By Diao Daming Source:Global Times Published: 2016-4-13 0:23:01

Illustration: Liu Rui/GT

Ever since the US 2016 presidential primaries started, China-related topics have become a candidates' tool to attack their competitors or fanning the flames of national sentiment to win more support. Both Hillary Clinton, a professional politician with rich experience of diplomatic affairs, and Donald Trump, a businessman with no political experience at all, have frequently accused China of stealing US jobs, and both have vowed to change the situation.

Looking back on the history of US elections, China is far from a major topical issue during presidential campaigns, but has been often targeted for no reason in recent years. From the trade imbalance in 1990s, to today's yuan exchange rate, the approaches to utilizing China issues are basically the same, which is to blame China for Americans' greatest concerns - the nation's sluggish economy and unemployment problems.

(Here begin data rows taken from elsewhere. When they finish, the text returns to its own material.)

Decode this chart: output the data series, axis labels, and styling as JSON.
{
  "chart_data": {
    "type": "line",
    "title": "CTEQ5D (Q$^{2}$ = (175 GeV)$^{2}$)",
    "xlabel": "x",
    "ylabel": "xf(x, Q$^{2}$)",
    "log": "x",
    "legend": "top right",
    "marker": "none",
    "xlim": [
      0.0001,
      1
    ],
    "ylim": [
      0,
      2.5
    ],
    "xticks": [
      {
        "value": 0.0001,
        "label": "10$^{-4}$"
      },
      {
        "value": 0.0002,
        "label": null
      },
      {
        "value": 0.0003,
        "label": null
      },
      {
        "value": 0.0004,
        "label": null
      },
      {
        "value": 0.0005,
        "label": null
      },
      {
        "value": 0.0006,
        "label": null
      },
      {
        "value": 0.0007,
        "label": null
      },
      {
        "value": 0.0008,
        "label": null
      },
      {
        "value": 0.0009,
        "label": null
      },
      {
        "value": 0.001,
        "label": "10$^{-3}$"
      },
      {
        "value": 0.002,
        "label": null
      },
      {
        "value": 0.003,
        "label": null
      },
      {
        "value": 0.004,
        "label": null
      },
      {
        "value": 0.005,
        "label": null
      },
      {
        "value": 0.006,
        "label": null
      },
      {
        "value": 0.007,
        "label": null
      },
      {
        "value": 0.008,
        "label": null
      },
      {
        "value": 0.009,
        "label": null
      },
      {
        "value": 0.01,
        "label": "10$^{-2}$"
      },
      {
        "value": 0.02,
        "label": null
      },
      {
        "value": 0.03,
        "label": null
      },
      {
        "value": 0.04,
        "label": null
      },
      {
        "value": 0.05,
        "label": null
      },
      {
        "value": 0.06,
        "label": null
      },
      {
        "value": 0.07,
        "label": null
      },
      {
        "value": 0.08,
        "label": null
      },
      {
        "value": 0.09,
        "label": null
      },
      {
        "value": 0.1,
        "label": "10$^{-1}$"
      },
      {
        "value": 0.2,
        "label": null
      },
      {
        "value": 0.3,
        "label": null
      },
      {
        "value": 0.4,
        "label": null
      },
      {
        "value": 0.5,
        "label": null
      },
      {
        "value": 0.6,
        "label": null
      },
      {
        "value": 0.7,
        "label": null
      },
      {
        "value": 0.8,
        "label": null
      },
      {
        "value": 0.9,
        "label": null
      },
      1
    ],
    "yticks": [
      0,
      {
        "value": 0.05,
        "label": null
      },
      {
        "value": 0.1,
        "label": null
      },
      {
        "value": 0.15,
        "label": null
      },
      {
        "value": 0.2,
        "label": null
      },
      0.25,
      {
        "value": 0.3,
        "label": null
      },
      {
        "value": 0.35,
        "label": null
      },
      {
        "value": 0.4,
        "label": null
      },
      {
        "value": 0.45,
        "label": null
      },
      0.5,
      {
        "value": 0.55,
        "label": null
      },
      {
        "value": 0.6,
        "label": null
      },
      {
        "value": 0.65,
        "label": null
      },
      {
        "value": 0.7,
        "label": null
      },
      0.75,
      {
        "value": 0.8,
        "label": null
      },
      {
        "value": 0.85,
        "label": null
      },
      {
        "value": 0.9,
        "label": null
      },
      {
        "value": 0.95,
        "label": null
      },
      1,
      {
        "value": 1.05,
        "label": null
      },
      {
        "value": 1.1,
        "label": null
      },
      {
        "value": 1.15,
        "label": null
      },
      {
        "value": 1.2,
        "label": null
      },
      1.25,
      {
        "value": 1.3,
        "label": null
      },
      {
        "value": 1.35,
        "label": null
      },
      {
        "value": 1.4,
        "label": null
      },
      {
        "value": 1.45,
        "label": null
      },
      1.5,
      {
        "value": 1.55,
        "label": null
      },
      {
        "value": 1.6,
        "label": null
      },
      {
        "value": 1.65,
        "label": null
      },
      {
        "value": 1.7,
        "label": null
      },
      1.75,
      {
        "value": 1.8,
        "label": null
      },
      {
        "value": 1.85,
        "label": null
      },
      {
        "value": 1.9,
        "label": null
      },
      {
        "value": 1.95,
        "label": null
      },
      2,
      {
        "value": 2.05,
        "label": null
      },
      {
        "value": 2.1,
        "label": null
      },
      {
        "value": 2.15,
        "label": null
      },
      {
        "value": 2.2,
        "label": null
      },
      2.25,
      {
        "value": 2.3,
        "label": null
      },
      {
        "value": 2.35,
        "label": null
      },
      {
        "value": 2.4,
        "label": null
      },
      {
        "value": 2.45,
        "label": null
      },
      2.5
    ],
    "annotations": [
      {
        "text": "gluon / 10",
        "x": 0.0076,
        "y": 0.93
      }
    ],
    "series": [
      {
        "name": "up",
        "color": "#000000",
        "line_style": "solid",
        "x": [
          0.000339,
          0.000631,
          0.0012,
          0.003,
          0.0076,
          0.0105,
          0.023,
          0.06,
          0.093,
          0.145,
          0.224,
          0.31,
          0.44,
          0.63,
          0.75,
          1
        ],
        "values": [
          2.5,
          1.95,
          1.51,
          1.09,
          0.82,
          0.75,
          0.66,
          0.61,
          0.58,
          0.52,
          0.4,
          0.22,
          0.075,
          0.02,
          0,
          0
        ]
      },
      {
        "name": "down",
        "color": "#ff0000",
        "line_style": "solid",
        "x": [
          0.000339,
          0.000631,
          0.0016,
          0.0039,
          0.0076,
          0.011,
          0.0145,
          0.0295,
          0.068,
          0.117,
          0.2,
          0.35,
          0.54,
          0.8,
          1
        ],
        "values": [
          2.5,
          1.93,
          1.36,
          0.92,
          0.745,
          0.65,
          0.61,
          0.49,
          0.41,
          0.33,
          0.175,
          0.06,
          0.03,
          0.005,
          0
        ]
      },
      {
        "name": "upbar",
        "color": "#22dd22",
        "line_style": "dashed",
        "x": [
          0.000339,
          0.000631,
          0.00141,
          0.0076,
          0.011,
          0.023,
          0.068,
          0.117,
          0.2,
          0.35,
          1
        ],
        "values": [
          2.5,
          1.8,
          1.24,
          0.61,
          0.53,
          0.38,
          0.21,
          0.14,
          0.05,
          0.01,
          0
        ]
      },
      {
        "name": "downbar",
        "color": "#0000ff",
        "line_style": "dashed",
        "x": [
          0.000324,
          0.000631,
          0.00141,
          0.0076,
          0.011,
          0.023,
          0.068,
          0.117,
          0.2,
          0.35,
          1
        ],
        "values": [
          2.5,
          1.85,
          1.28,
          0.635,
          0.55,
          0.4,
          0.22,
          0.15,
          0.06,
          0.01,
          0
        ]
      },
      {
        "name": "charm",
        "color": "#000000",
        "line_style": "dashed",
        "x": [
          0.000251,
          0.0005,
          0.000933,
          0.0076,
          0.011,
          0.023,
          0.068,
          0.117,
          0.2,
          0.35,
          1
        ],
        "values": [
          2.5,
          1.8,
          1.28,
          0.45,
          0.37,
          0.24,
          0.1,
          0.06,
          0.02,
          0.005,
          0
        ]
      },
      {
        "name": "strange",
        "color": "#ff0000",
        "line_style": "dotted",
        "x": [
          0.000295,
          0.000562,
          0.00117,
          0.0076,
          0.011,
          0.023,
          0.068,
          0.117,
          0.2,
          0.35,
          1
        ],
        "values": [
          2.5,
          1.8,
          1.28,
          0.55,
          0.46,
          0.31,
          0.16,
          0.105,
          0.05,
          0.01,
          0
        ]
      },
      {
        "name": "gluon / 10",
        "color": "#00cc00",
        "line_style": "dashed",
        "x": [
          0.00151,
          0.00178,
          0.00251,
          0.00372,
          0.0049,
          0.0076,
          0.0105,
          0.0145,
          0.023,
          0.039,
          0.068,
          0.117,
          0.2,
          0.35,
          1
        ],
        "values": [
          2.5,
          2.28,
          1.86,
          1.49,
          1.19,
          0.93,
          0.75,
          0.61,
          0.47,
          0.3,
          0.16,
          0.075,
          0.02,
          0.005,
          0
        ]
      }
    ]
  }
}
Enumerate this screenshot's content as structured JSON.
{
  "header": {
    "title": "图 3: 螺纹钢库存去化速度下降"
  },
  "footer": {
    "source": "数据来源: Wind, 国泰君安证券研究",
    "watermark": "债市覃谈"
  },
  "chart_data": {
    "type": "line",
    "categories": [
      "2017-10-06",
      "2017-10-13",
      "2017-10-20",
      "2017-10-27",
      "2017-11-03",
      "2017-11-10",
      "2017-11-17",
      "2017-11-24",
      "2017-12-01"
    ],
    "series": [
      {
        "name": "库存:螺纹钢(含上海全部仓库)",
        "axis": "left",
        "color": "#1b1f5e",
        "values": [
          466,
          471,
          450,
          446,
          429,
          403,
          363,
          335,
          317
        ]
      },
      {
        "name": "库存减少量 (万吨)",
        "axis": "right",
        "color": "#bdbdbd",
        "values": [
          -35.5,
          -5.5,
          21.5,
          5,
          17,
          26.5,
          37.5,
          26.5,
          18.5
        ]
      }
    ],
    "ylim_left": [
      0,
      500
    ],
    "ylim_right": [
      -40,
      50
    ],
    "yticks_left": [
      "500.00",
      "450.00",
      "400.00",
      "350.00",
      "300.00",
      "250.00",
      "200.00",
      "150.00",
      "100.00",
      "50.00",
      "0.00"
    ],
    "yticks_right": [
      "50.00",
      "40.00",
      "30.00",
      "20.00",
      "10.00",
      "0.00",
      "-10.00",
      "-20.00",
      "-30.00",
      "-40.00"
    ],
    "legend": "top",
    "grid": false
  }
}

Political figures from both the Democratic and Republican parties tend to accuse their competitors for being "weak" when facing China, while highlighting that once elected, they will be tougher. Under such logic, the China-related issues are in fact an extension of US domestic economic problems. The same language has also been applied to other countries with close trade ties to the US like Mexico and Japan.

Using China politically, candidates from both the GOP and Democratic Party have evidently revealed their inclination toward populism or nativism. Within the Democratic Party, given the continuous challenges of Bernie Sanders, Clinton's campaign focus has been switched to the interests of voters from the lower middle class, and has started to positively respond to economic appeals from this group. However, since that she cannot put forward any reasonable and practical reform policy, she can only use inflammatory words to shift the focus of contradictions.

In the GOP, Trump has been explaining all US problems as "non-native" issues, which are caused by countries in the outside world or immigrants. Nativism traces back to the nation's colonial period. The Know Nothing movement, extremist groups that advocated white supremacy such as Ku Klux Klan, and the Chinese Exclusion Act passed in 1882 all reflect this history.

Today, Trump has once again awakened the nativism in the US. From building up a wall along the US-Mexican border, banning all Muslims from entering the country, and expelling illegal immigrants, his remarks have turned this multicultural state's "American dream" on its head.

The current revitalization of populism and nativism reflect US citizens' dissatisfaction, uneasiness, anger, and fear. Politically, during US President Barack Obama's term, the Washington's partisan struggle showed no sign of improvement. Certain politicians cash in on the polarized politics at all costs, even including a government shutdown and a downgrade of the country's credit rating. Tired of the partisan struggle, the public has turned to the anti-establishment political figures for a change.

Although the US economy is in recovery, ordinary people, especially non-college educated whites, are suffering from low-level and unstable employment with frequent job-hopping. They are not able to cope with the impact to the labor market which is brought by the capital and immigrants flow under globalization. In terms of social affairs, the population of ethnic groups such as Latino-Americans is growing, and immigrants have become a major factor of demographic changes.

With the question of "who are we," terrorists have emerged among immigrants under the influence of radical religious beliefs. Tensions between white people and ethnic groups have been intensified, and these have created a hot bed for xenophobia. Given the Syrian crisis and the rise of extremist groups including the Islamic State, the puzzles of anti-terror campaign and the refugee problem are once again haunting citizens in the US.

Compared with the year of 2008, Americans' desire for practical change has not declined at all. The gap between Obama's promise and the reality over the past eight years has resulted in an accumulation of grievance. Political figures should no longer incite the people by writing blank checks or using extreme negative wordings, or shift the responsibility to other nations. Instead, they should deal with major problems in the US rationally and practically. Only that is the responsible attitude for not only the US, but also the world.